Ему требовался душ, чтобы физически смыть с себя эту грязь, и вечер выдался душным.
— А твой друг? Так с ней и живёт? — Аня пошла с ним.
— Развёлся, — тряхнул головой Марк, откидывая назад мокрые волосы. — И года не прошло. Вернулся. Пытался наладить отношения с женой. Но не получилось. Всё, что он смог — жена разрешила ему общаться с ребёнком.
— Вы так и не общаетесь? — она провела по его груди пенной мочалкой.
— Общаемся, но увы, уже далеко не так, как раньше, — привлёк он её к себе.
— Наверное, это цена, которую вам обоим пришлось заплатить. Увы, ошибки — это дорого.
— И увы, каждому не объяснишь.
Его руки заскользили по её мокрому обнажённому телу.
— Каждому и не надо. Те, кому ты важен, поймут и не осудят, — откликнулась она.
Её соски напряглись. И говорить больше не хотелось. Да было уже и ни к чему.
Губами к губам, кожей к коже, телом к телу они слышали друг друга и так. И понимали.
— Я не буду ей писать, — выйдя из душа, взял телефон Марк. На экране светилось больше двадцати пропущенных звонков и столько же сообщений. — Да, я дорого заплатил. Но она уже давно для меня пустое место.
— Один умный человек мне сказал: счастливые бывшим не пишут, — тряхнула Печенька мокрыми волосами.
— Подпись. Печать, — улыбнулся Марк и заблокировал абонента.
Всё, что было «до» больше не имело значения.
И что бы ни случилось потом, Марк мог с уверенностью сказать: это были счастливые полгода — их полгода в Стамбуле.

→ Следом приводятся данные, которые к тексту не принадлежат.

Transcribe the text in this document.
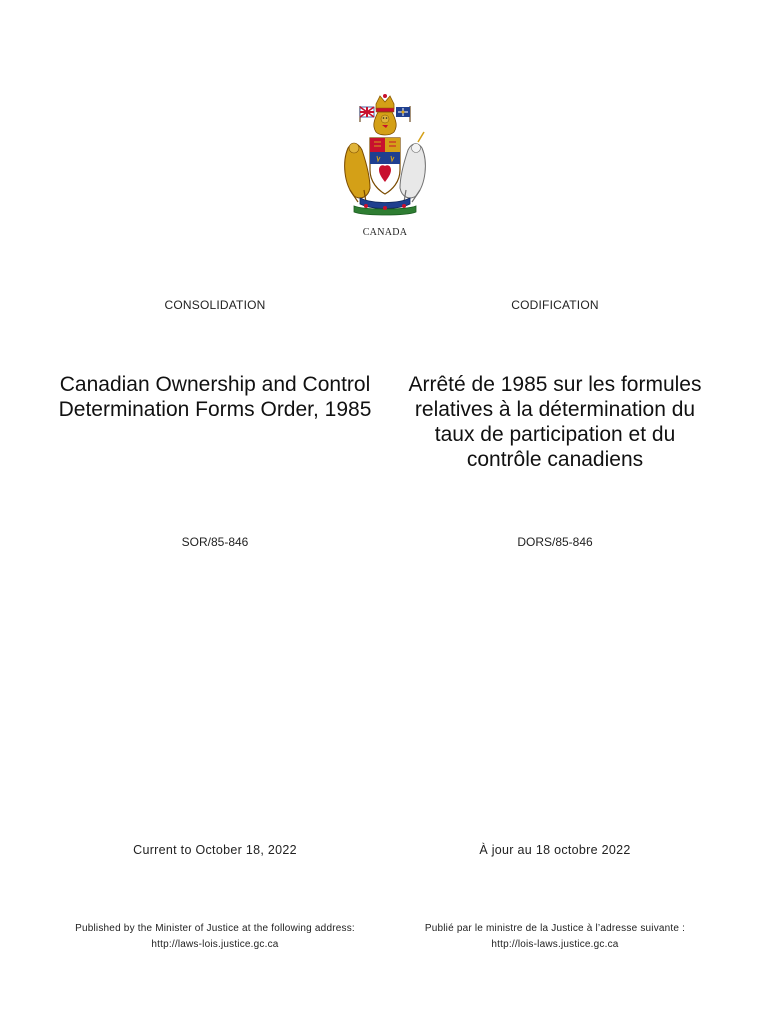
CANADA
CONSOLIDATION	CODIFICATION
Canadian Ownership and Control Determination Forms Order, 1985
Arrêté de 1985 sur les formules relatives à la détermination du taux de participation et du contrôle canadiens
SOR/85-846	DORS/85-846
Current to October 18, 2022	À jour au 18 octobre 2022
Published by the Minister of Justice at the following address:
http://laws-lois.justice.gc.ca
Publié par le ministre de la Justice à l’adresse suivante :
http://lois-laws.justice.gc.ca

А потом они вернулись. И Ане сказали, что она может потерять ребёнка.
76. Анна
Низко расположенная плацента, тонус матки, отслойка, кровотечение, и самое страшное — угроза прерывания беременности, я слышала всё это второй месяц.

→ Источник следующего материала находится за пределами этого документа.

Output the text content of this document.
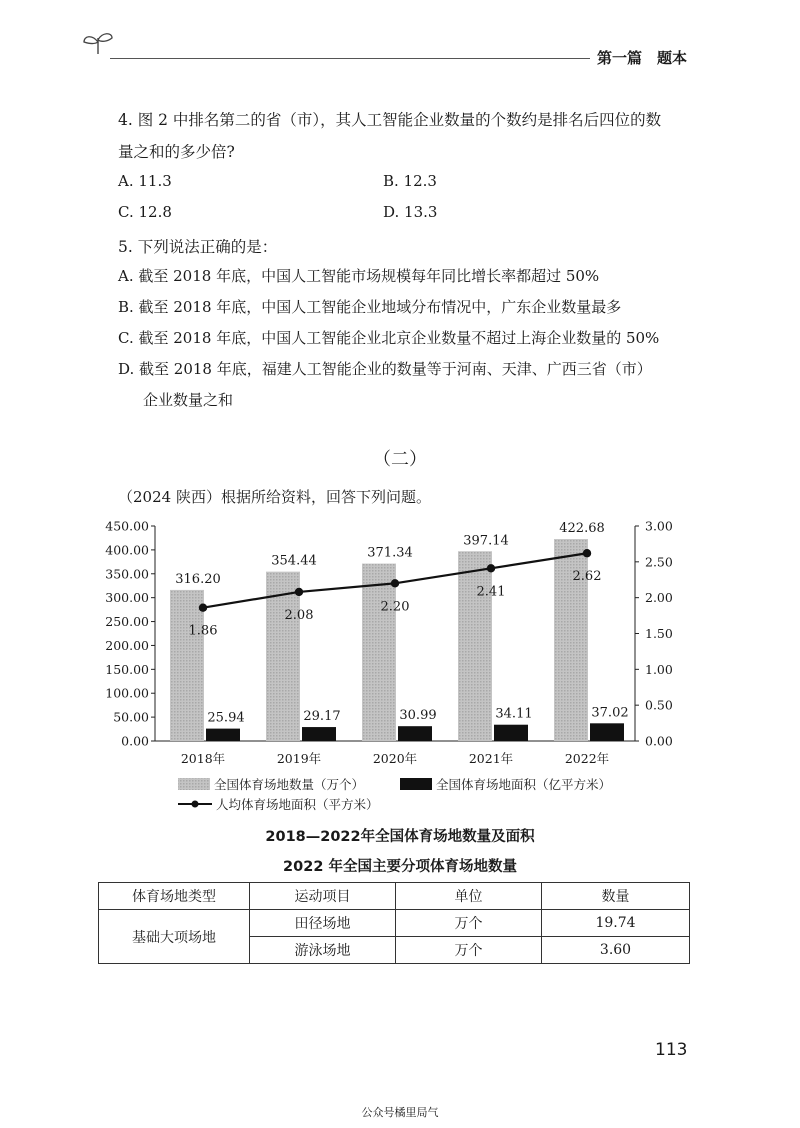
第一篇　题本
4. 图 2 中排名第二的省（市），其人工智能企业数量的个数约是排名后四位的数
量之和的多少倍?
A. 11.3	B. 12.3
C. 12.8	D. 13.3
5. 下列说法正确的是：
A. 截至 2018 年底，中国人工智能市场规模每年同比增长率都超过 50%
B. 截至 2018 年底，中国人工智能企业地域分布情况中，广东企业数量最多
C. 截至 2018 年底，中国人工智能企业北京企业数量不超过上海企业数量的 50%
D. 截至 2018 年底，福建人工智能企业的数量等于河南、天津、广西三省（市）
企业数量之和
（二）
（2024 陕西）根据所给资料，回答下列问题。
0.00
50.00
100.00
150.00
200.00
250.00
300.00
350.00
400.00
450.00
0.00
0.50
1.00
1.50
2.00
2.50
3.00
316.20
25.94
2018年
354.44
29.17
2019年
371.34
30.99
2020年
397.14
34.11
2021年
422.68
37.02
2022年
1.86
2.08
2.20
2.41
2.62
全国体育场地数量（万个）	全国体育场地面积（亿平方米）
人均体育场地面积（平方米）
2018—2022年全国体育场地数量及面积
2022 年全国主要分项体育场地数量
体育场地类型	运动项目	单位	数量
基础大项场地	田径场地	万个	19.74
	游泳场地	万个	3.60
113
公众号橘里局气
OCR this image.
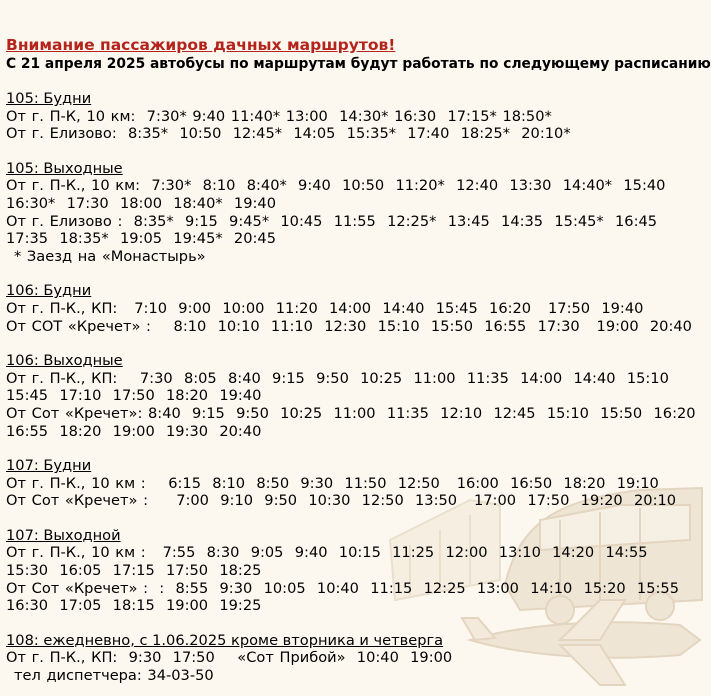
Внимание пассажиров дачных маршрутов!
С 21 апреля 2025 автобусы по маршрутам будут работать по следующему расписанию
105: Будни
От г. П-К, 10 км:  7:30* 9:40 11:40* 13:00  14:30* 16:30  17:15* 18:50*
От г. Елизово:  8:35*  10:50  12:45*  14:05  15:35*  17:40  18:25*  20:10*
105: Выходные
От г. П-К., 10 км:  7:30*  8:10  8:40*  9:40  10:50  11:20*  12:40  13:30  14:40*  15:40  16:30*  17:30  18:00  18:40*  19:40
От г. Елизово :  8:35*  9:15  9:45*  10:45  11:55  12:25*  13:45  14:35  15:45*  16:45  17:35  18:35*  19:05  19:45*  20:45
* Заезд на «Монастырь»
106: Будни
От г. П-К., КП:   7:10  9:00  10:00  11:20  14:00  14:40  15:45  16:20   17:50  19:40
От СОТ «Кречет» :    8:10  10:10  11:10  12:30  15:10  15:50  16:55  17:30   19:00  20:40
106: Выходные
От г. П-К., КП:    7:30  8:05  8:40  9:15  9:50  10:25  11:00  11:35  14:00  14:40  15:10  15:45  17:10  17:50  18:20  19:40
От Сот «Кречет»: 8:40  9:15  9:50  10:25  11:00  11:35  12:10  12:45  15:10  15:50  16:20  16:55  18:20  19:00  19:30  20:40
107: Будни
От г. П-К., 10 км :    6:15  8:10  8:50  9:30  11:50  12:50   16:00  16:50  18:20  19:10
От Сот «Кречет» :     7:00  9:10  9:50  10:30  12:50  13:50   17:00  17:50  19:20  20:10
107: Выходной
От г. П-К., 10 км :   7:55  8:30  9:05  9:40  10:15  11:25  12:00  13:10  14:20  14:55  15:30  16:05  17:15  17:50  18:25
От Сот «Кречет» :  :  8:55  9:30  10:05  10:40  11:15  12:25  13:00  14:10  15:20  15:55  16:30  17:05  18:15  19:00  19:25
108: ежедневно, с 1.06.2025 кроме вторника и четверга
От г. П-К., КП:  9:30  17:50    «Сот Прибой»  10:40  19:00
тел диспетчера: 34-03-50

Меня увезли на скорой через неделю после возвращения.
Я встала ночью в туалет и увидела кровь.
Усталая доктор, проводя на редкость болезненный осмотр, сначала задавала вопросы, потом сняла окровавленные перчатки и покачала головой:
— И о чём люди думают! Сначала ездят беременные отдыхать в Турцию, а потом плачут, что ребёнка потеряли.
Я онемела от ужаса.
— Что ты на меня теперь смотришь? Сколько абортов сделала?
— Ни одного.
— Да ни за что не поверю, — посмотрела она в карту. — Двадцать восемь лет и ни одного?
Что-то в ней было от мясника. Мощные руки. Резиновый фартук. Не первой свежести халат.

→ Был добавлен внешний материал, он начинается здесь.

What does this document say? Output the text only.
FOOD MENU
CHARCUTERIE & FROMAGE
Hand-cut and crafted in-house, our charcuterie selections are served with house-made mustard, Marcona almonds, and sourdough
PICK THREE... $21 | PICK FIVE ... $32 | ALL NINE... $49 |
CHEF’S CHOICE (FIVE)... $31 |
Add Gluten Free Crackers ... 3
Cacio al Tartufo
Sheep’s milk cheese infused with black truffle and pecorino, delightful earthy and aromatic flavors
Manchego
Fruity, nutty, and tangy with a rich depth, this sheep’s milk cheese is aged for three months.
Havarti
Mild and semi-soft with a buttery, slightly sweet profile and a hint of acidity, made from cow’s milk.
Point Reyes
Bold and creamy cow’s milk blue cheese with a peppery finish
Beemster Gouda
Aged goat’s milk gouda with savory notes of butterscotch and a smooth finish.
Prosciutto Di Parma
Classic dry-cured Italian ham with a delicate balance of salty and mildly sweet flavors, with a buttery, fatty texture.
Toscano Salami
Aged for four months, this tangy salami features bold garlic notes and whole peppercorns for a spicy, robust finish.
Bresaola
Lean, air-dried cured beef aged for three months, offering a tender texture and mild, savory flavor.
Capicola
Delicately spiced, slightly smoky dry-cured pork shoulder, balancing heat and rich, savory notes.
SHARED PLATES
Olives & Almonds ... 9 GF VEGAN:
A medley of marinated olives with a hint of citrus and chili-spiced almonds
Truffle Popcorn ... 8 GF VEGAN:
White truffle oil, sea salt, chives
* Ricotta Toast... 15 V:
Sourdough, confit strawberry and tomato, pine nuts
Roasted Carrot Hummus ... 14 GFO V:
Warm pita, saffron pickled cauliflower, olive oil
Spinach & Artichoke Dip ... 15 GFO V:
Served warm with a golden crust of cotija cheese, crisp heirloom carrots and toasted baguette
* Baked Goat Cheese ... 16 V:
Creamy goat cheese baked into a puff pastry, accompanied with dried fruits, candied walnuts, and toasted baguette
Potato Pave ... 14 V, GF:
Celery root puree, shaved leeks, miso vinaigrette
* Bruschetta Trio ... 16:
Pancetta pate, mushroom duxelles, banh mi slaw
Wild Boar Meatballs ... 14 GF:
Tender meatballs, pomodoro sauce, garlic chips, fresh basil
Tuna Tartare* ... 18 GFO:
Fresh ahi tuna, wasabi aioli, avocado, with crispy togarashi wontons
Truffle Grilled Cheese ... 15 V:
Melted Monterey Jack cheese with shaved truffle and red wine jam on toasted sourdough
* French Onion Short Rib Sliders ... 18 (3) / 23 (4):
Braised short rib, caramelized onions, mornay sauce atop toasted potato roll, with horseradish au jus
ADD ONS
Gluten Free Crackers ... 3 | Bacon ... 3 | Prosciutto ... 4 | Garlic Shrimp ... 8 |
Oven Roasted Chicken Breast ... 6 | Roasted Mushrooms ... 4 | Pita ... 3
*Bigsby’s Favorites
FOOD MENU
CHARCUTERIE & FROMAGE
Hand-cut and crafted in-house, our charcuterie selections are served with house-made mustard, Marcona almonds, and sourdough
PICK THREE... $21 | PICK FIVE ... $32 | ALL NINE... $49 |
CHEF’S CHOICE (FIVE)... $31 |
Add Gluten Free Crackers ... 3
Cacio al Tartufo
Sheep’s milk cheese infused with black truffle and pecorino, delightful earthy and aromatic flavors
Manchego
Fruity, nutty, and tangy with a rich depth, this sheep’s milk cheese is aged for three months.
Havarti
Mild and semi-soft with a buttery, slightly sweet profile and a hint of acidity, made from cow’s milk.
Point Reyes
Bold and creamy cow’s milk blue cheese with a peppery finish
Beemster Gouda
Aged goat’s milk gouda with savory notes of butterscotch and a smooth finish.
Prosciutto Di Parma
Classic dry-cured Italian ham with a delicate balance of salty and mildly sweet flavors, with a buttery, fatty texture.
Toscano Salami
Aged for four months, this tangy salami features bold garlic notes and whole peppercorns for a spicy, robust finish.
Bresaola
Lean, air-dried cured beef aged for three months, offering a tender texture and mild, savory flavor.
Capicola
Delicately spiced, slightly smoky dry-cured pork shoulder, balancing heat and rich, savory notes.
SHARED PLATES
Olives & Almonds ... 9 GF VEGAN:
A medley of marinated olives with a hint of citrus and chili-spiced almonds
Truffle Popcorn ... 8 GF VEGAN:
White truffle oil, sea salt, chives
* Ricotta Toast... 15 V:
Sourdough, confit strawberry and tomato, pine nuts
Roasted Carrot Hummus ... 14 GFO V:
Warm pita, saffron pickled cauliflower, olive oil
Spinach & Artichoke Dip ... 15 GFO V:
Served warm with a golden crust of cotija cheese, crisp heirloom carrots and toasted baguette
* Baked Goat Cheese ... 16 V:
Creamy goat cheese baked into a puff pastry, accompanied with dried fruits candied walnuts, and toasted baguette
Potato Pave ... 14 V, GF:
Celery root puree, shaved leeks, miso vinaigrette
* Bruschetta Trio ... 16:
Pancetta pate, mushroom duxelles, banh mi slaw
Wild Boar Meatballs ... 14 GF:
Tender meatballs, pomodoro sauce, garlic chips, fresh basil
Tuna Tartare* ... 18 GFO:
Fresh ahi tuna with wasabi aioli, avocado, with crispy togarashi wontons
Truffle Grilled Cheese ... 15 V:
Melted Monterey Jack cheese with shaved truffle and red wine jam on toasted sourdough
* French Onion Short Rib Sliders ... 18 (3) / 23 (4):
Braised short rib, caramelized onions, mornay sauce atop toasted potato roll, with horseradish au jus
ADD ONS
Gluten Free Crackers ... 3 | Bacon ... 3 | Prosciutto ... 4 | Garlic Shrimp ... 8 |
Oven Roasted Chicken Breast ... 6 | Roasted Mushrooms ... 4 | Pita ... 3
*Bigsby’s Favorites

— Я потеряю ребёнка? — едва могла я дышать.
— Сегодня нет. Но матка в тонусе. Угроза преждевременных родов. Хорошо отдохнула? — усмехнулась она. — Можешь одеваться.
— Я не отдыхать ездила. Работала полгода в Стамбуле.
Придерживая живот, я спустилась с кресла.
— Ну да, зачем на учёт вставать, зачем у гинеколога наблюдаться, анализы сдавать, когда в Стамбуле больше платят.
— Я и на учёте состою, и у гинеколога наблюдаюсь, — я хотела сказать и про свекровь, что нашла мне врача в Стамбуле, и про то, что прилетала в Москву, как раз встать на учёт и сдать анализы, но промолчала. Вряд ли её вообще интересуют мои ответы. — До сегодняшнего дня беременность протекала хорошо и меня ничего не беспокоило.